Twitter reported solid sales during its first earnings report since its initial public offering in 2013, but its stock dropped in trading after hours on its disappointing outlook.
The company reported that sales were $243 million during the fourth quarter, which was up 116% from the same period a year ago. That easily exceeded the estimate of revenue of $218 million by Wall Street.
However, for the first quarter of 2014, Twitter said it expected sales of $230 million to $240 million, which would double the revenue from last year at the same time, but lower than the most recent quarter that ended 2013.
Shares of Twitter were off by almost 18% in trading after hours following a conference call with analysts.
Twitter reported a $511 million loss during the quarter. Twitter has not yet earned a profit, but most of its loss was because employees cashed out of their compensation that was stock based.
Excluding those transactions and other expenses that were just one-time, Twitter said it had earned $10 million or 2 cents per share. Analysts expected 2 cents per share.
Twitter also is facing a user growth slowdown. Twitter said 243 million people had used its site monthly during the last quarter. While that was a jump of 30% compared to the same period one year ago, it was just an increase of 3.9% from the third quarter.
Over the four previous quarters, the average for quarter over quarter rate of growth was 7.4%, while in 2012 that growth was 10.3%.

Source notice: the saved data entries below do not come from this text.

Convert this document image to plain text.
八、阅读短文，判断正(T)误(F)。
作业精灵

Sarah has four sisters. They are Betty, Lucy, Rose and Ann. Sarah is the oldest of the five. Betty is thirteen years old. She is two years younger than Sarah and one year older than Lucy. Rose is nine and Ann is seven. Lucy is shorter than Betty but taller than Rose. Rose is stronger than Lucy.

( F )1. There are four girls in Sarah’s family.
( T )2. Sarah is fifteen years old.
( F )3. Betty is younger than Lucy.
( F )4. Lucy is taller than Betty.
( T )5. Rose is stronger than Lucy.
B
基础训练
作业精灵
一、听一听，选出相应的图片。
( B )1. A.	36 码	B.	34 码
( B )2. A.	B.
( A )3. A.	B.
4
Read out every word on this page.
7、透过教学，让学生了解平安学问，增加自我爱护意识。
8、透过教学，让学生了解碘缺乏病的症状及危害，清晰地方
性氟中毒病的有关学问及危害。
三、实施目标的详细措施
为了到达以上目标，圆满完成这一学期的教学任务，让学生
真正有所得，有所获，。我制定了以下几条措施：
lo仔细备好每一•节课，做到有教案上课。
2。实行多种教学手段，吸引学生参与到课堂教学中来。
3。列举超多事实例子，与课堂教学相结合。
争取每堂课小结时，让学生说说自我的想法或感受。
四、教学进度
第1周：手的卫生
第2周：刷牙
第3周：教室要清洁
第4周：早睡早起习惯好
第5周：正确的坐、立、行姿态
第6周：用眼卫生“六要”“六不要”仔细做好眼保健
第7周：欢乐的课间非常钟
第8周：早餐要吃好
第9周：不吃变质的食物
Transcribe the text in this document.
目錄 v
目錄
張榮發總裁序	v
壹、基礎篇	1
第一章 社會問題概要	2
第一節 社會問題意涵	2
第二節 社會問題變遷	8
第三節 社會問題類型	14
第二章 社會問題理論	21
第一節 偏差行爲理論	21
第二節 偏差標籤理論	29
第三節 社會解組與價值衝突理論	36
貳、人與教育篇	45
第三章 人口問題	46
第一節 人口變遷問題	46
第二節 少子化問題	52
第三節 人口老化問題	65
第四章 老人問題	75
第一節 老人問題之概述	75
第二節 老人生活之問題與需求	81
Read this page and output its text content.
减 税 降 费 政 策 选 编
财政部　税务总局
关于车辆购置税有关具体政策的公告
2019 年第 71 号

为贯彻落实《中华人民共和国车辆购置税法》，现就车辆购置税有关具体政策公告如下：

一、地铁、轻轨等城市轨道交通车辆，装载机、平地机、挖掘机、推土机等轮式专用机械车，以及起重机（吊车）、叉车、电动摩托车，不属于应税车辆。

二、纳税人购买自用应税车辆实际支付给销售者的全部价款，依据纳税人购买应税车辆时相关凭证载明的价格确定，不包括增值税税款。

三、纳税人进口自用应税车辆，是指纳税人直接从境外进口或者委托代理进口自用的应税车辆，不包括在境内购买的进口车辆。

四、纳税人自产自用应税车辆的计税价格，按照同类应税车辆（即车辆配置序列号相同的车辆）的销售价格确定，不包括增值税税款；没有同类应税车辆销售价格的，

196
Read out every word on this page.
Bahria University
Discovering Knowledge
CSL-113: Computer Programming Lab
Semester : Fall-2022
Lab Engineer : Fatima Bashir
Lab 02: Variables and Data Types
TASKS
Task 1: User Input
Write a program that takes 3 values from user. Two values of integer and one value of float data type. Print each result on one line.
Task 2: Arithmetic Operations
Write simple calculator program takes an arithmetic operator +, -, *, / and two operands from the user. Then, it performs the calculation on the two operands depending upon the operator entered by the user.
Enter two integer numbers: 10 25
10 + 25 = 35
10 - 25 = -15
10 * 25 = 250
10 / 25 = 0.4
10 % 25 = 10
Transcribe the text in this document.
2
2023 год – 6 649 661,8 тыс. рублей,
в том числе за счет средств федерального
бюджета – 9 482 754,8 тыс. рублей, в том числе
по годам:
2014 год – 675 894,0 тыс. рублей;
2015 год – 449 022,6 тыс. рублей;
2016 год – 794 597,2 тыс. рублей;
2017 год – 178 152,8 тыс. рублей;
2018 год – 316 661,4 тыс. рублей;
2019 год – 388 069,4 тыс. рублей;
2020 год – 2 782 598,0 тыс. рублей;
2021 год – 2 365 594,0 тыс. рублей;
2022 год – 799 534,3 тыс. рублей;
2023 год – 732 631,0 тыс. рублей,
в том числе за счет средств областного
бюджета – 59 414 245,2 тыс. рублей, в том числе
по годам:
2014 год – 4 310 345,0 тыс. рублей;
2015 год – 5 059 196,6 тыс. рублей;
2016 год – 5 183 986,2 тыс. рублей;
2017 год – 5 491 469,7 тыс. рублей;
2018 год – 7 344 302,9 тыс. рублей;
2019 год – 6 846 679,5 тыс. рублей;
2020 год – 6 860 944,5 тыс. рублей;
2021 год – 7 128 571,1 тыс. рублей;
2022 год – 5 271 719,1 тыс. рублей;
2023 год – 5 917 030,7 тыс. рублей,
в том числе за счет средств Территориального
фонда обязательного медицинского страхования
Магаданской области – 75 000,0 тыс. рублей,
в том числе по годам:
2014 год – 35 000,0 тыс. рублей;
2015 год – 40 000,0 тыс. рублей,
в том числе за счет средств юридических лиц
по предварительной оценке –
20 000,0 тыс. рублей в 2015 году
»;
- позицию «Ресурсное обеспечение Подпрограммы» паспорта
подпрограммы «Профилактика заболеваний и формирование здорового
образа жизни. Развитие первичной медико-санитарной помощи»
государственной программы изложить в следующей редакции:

Mobile however was a bright spot: Mobile users jumped by 37% year-to-year and over 75% of all Twitter users access the site through mobile devices, which is nearly the same percentage as during the previous three-month period.
Facebook has also seen success in mobile recently but struggled with that as well in the beginning.
The majority of the revenue on the site was from advertising with $220 million during the quarter, which was an increase from one year ago of 121%. Mobile sales were 75% of all ad sales. The other $23 million of revenue was from data licensing along with other sources.